Message 40 of 51 (555925)
04-16-2010 9:24 AM
Reply to: Message 36 by Dr Jack
04-16-2010 4:44 AM


No, it doesn't but that doesn't let you achieve a single thing that not doing it doesn't.
You can't let your quad-core AMD Athlon CPU evolve function like you can with a gated processor. In the example I cited earlier there were small circuits that were not connected to the rest of the main circuit. When these small circuits were removed the function ceased. If the small circuits are producing electromagnetic effects as the scientists in the study suspect then I would also suspect that these circuits are somewhat individualized. No two chips will function the same being that there will be small differences in electromagnetic effects with each processor. Now I could be completely wrong here. Biology is my expertise, not electrical engineering.

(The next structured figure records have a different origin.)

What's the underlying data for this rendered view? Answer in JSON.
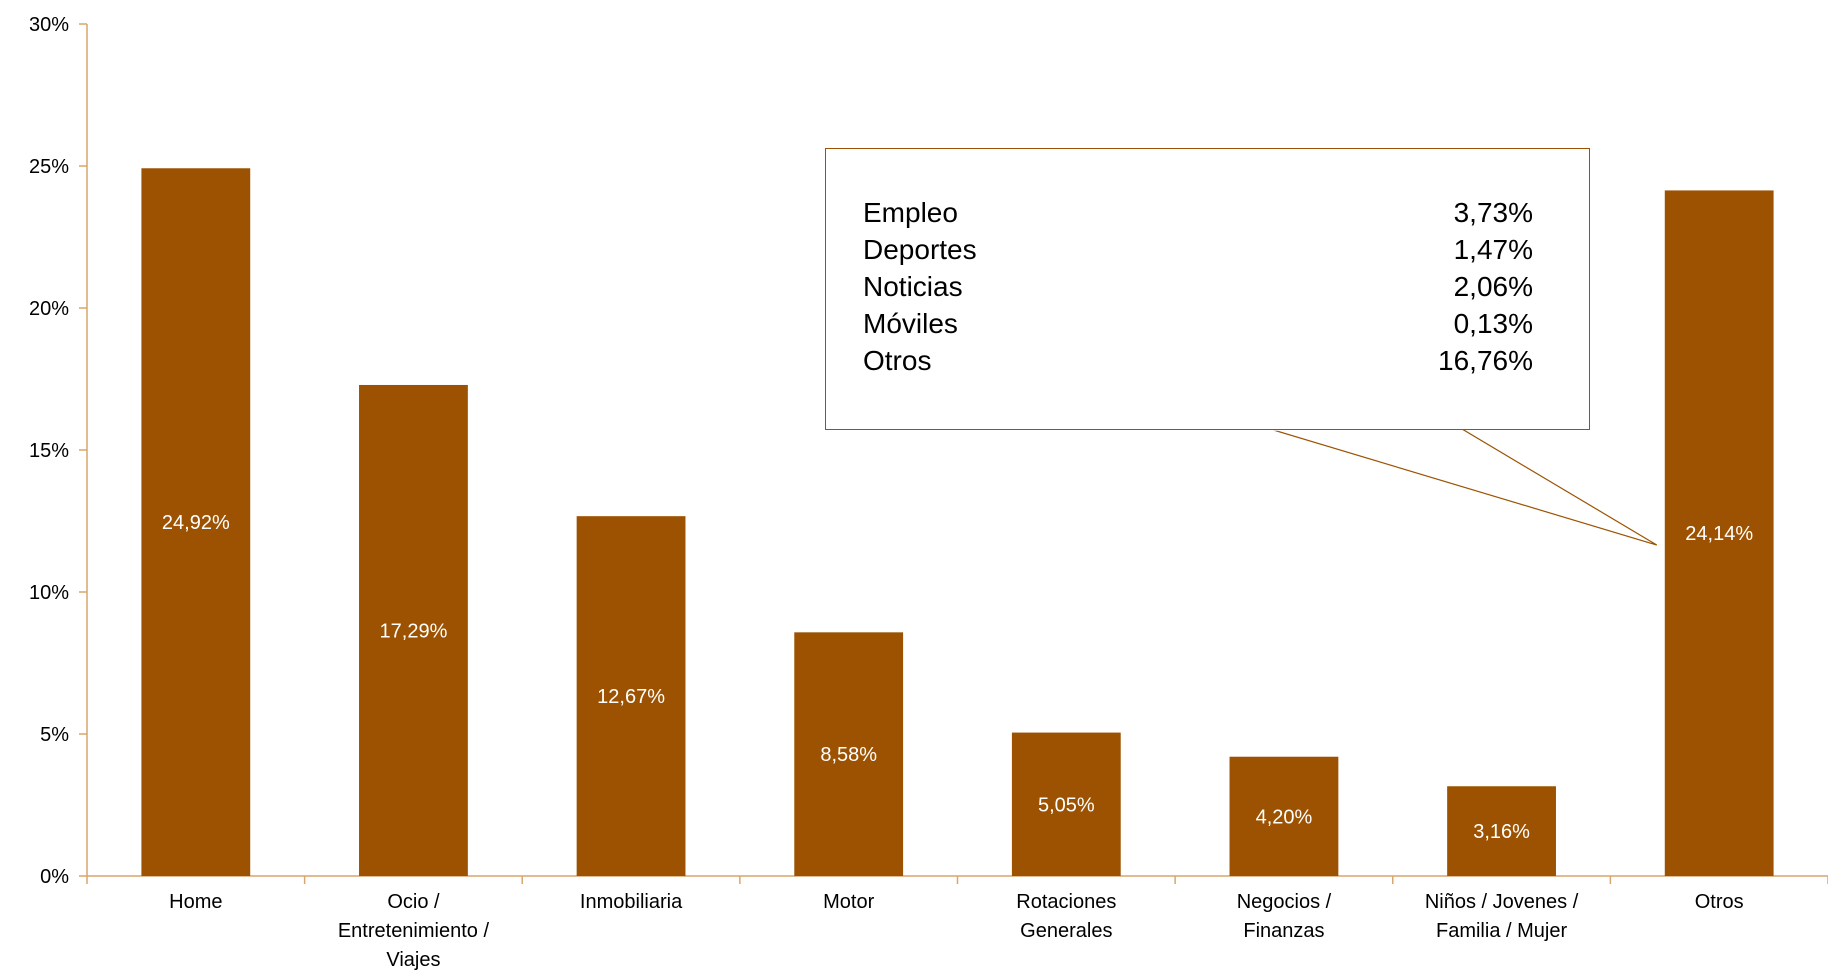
{
  "chart_data": {
    "type": "bar",
    "categories": [
      [
        "Home"
      ],
      [
        "Ocio /",
        "Entretenimiento /",
        "Viajes"
      ],
      [
        "Inmobiliaria"
      ],
      [
        "Motor"
      ],
      [
        "Rotaciones",
        "Generales"
      ],
      [
        "Negocios /",
        "Finanzas"
      ],
      [
        "Niños / Jovenes /",
        "Familia / Mujer"
      ],
      [
        "Otros"
      ]
    ],
    "values": [
      24.92,
      17.29,
      12.67,
      8.58,
      5.05,
      4.2,
      3.16,
      24.14
    ],
    "data_labels": [
      "24,92%",
      "17,29%",
      "12,67%",
      "8,58%",
      "5,05%",
      "4,20%",
      "3,16%",
      "24,14%"
    ],
    "ylim": [
      0,
      30
    ],
    "y_ticks": [
      "0%",
      "5%",
      "10%",
      "15%",
      "20%",
      "25%",
      "30%"
    ],
    "bar_color": "#9C5200",
    "axis_color": "#D9A66B",
    "grid": false,
    "callout": {
      "points_to": "Otros",
      "rows": [
        {
          "label": "Empleo",
          "value": "3,73%"
        },
        {
          "label": "Deportes",
          "value": "1,47%"
        },
        {
          "label": "Noticias",
          "value": "2,06%"
        },
        {
          "label": "Móviles",
          "value": "0,13%"
        },
        {
          "label": "Otros",
          "value": "16,76%"
        }
      ]
    }
  }
}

Programming is very powerful.
In biology, the hardware is the software. Perhaps this is another feature that future AI will need.
I have always viewed computer software as an abomination. Well, maybe not that strong of a word, but something along those lines. Computer programming has always seemed like trying to make rocks fly like birds. The way in which computers work is very different from how brains work, and yet we use programming to force computers to act in a way that our brains can understand. IMVH(and admittedly poorly informed)O, the next great step in computing will be towards computers that need a lot less programming because the architecture is more like us. Just a thought.